Asparagus care and feeding is pretty simple. Every year in mid spring the green spears of asparagus emerge from the soil ready to be picked off by hand or cut. Once an asparagus bed is established it will continue to grow for years and years in the same spot with minimal attention.
In my garden asparagus grow tall and healthy. I think it’s because I never weed the rows of asparagus and because the asparagus are top dressed every year with up to 8” of hardwood ashes .
Hardwood ashes are a rich source of potassium and asparagus are heavy feeders of potassium.
I almost never feed the asparagus plants anything but ashes. But every 3 or 4 years or so, I’ll dump a load of well-rotted manure on top of the snow-covered beds. As the snow melts in the spring, the goodness of the manure is pulled down into the soil.

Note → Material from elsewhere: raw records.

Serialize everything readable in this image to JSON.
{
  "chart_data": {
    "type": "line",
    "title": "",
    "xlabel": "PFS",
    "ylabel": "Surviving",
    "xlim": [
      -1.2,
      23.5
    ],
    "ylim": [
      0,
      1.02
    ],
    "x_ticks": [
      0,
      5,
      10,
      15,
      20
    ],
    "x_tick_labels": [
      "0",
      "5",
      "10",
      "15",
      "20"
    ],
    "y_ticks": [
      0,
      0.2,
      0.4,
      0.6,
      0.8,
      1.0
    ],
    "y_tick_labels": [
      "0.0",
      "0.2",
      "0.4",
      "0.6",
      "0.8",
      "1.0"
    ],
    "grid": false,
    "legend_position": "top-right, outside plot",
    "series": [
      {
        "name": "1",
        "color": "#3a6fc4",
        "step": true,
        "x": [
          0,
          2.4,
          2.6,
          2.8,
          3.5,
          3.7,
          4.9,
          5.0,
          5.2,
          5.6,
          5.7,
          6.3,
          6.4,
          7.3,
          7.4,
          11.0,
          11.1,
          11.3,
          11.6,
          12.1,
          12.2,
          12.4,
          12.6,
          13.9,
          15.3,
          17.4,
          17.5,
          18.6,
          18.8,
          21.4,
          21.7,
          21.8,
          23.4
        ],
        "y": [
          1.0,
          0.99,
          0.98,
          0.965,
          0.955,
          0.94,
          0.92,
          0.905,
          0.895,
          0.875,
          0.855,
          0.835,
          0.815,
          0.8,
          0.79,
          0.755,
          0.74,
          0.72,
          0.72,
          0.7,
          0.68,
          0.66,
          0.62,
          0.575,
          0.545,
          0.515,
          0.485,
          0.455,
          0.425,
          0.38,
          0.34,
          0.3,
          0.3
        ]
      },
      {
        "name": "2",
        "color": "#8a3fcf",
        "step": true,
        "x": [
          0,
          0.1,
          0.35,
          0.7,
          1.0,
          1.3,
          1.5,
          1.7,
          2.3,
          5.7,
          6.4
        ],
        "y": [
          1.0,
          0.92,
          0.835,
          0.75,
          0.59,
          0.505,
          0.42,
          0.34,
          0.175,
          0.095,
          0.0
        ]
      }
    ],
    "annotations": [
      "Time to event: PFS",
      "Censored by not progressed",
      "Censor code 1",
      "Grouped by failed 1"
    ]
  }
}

I don’t weed my asparagus beds after the first year they are put in.
Life is too short for that kind of nonsense. The beds will certainly grow weedy.
But in the fall I burn off the asparagus fronds and the weeds after a hard killing frost. It’s an easy way to maintain the beds and the asparagus seem to thrive on being burned off in the fall.
In the spring I rake out the heaps of wood ash across the beds and sprinkle a small amount of loose agricultural or livestock salt. Salting the beds helps to keep the weeds down before the first asparagus spears appear and gives a month or two of perfect weed control.